Para Carmen y para Tito fue el tema del resto del día. Lo contaron en el barrio con todos los detalles exagerados, salieron especialmente a eso. Al acostarse y antes de apagar la luz y del beso habitual, lo siguieron comentando largamente, felices, conformes. Carmen soñó con su madre y Tito con un cielo de cometas, risas de niños y ecos de aplausos interminables.

Hoy he visto a Carmen y a Julián que están sentados en un banco de la plaza. Él juntó un manojo de piedritas e intenta pegarles con saña a las palomas.

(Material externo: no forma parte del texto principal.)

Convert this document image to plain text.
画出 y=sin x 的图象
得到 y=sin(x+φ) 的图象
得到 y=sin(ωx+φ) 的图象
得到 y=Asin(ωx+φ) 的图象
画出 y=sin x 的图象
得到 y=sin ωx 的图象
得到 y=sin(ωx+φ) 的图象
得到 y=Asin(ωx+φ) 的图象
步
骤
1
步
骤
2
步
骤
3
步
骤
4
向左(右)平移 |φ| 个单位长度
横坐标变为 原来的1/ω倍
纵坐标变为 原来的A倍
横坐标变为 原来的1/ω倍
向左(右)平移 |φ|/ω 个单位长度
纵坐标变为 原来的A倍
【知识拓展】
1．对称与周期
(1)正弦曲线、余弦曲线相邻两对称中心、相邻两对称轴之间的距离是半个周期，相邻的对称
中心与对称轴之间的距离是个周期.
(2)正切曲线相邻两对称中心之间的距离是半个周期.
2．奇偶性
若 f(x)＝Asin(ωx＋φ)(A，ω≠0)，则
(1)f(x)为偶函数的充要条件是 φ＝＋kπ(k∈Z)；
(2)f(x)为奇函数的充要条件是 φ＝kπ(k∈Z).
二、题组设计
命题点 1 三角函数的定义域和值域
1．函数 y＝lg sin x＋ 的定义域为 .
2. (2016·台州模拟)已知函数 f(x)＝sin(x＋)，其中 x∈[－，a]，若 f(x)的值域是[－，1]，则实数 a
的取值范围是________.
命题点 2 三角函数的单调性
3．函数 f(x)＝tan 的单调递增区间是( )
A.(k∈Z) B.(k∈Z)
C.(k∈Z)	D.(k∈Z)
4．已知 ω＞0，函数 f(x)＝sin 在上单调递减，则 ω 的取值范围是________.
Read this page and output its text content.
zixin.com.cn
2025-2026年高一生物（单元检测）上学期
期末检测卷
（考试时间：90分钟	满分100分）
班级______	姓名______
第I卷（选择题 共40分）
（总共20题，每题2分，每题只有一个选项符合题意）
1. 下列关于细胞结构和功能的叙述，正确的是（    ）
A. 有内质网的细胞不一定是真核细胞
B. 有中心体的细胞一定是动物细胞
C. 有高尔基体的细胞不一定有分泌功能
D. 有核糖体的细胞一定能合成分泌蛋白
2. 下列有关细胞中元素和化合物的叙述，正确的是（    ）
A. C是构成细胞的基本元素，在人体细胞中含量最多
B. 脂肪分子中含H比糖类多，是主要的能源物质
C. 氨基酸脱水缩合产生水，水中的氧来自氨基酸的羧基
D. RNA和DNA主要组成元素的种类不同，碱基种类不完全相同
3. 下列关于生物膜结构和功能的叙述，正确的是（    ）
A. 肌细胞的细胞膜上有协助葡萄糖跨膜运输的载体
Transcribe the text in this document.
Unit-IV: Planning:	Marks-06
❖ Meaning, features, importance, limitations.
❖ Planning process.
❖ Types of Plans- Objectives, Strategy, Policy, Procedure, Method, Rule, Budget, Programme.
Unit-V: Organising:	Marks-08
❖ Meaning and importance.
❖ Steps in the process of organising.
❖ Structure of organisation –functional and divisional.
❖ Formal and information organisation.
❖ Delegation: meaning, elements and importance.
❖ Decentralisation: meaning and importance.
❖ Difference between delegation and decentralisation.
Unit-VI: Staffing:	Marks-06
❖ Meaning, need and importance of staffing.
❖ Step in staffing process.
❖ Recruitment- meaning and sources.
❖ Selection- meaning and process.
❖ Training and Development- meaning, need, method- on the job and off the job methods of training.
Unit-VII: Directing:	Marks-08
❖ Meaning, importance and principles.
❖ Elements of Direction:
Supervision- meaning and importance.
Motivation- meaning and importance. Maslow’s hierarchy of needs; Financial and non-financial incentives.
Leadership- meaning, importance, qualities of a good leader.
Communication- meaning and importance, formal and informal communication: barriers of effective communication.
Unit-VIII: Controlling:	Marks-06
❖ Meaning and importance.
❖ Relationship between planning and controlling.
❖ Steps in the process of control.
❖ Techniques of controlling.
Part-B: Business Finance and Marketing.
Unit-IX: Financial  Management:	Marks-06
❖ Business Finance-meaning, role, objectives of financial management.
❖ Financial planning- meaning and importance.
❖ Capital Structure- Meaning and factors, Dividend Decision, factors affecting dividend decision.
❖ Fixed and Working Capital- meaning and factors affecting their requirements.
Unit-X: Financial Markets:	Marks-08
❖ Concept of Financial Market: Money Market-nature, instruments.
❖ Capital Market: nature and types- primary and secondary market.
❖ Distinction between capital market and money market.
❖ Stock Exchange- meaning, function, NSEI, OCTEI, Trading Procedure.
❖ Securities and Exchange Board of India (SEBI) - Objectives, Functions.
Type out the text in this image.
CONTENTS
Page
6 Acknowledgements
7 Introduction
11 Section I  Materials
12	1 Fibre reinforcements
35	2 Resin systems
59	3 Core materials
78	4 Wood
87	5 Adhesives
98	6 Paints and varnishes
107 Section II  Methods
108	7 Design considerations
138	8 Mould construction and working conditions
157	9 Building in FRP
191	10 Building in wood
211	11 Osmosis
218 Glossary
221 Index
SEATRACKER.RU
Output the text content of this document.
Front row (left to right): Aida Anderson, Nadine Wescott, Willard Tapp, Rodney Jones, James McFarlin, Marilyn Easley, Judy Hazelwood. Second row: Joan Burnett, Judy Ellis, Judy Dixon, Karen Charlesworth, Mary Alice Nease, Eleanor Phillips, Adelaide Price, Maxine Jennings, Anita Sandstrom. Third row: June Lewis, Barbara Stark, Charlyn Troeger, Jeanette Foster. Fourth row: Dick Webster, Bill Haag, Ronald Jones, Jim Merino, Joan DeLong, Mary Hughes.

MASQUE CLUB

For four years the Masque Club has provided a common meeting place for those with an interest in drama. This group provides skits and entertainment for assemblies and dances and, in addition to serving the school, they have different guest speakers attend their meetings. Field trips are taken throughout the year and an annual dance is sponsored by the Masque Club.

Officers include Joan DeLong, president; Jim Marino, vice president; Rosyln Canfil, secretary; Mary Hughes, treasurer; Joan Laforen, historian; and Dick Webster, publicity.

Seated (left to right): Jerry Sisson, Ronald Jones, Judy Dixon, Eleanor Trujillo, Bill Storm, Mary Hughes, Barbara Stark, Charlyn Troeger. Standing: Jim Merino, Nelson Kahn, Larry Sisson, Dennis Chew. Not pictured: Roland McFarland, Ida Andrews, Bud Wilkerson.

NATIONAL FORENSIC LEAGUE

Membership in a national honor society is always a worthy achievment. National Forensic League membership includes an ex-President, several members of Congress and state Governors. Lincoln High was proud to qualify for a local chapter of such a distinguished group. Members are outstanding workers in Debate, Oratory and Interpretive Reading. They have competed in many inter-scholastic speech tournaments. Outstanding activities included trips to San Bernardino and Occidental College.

Carmen no lo observa.

El viernes anterior, al igual que lo hacía todas las mañanas al levantarse, retiró el brazo de Tito que la abrazaba por encima de ella. Le sintió sus rodillas frías y pensó que se había destapado. Con cautela y lentitud para no despertarlo, al taparlo con la manta descubre el color obscuro del derrame en su pecho.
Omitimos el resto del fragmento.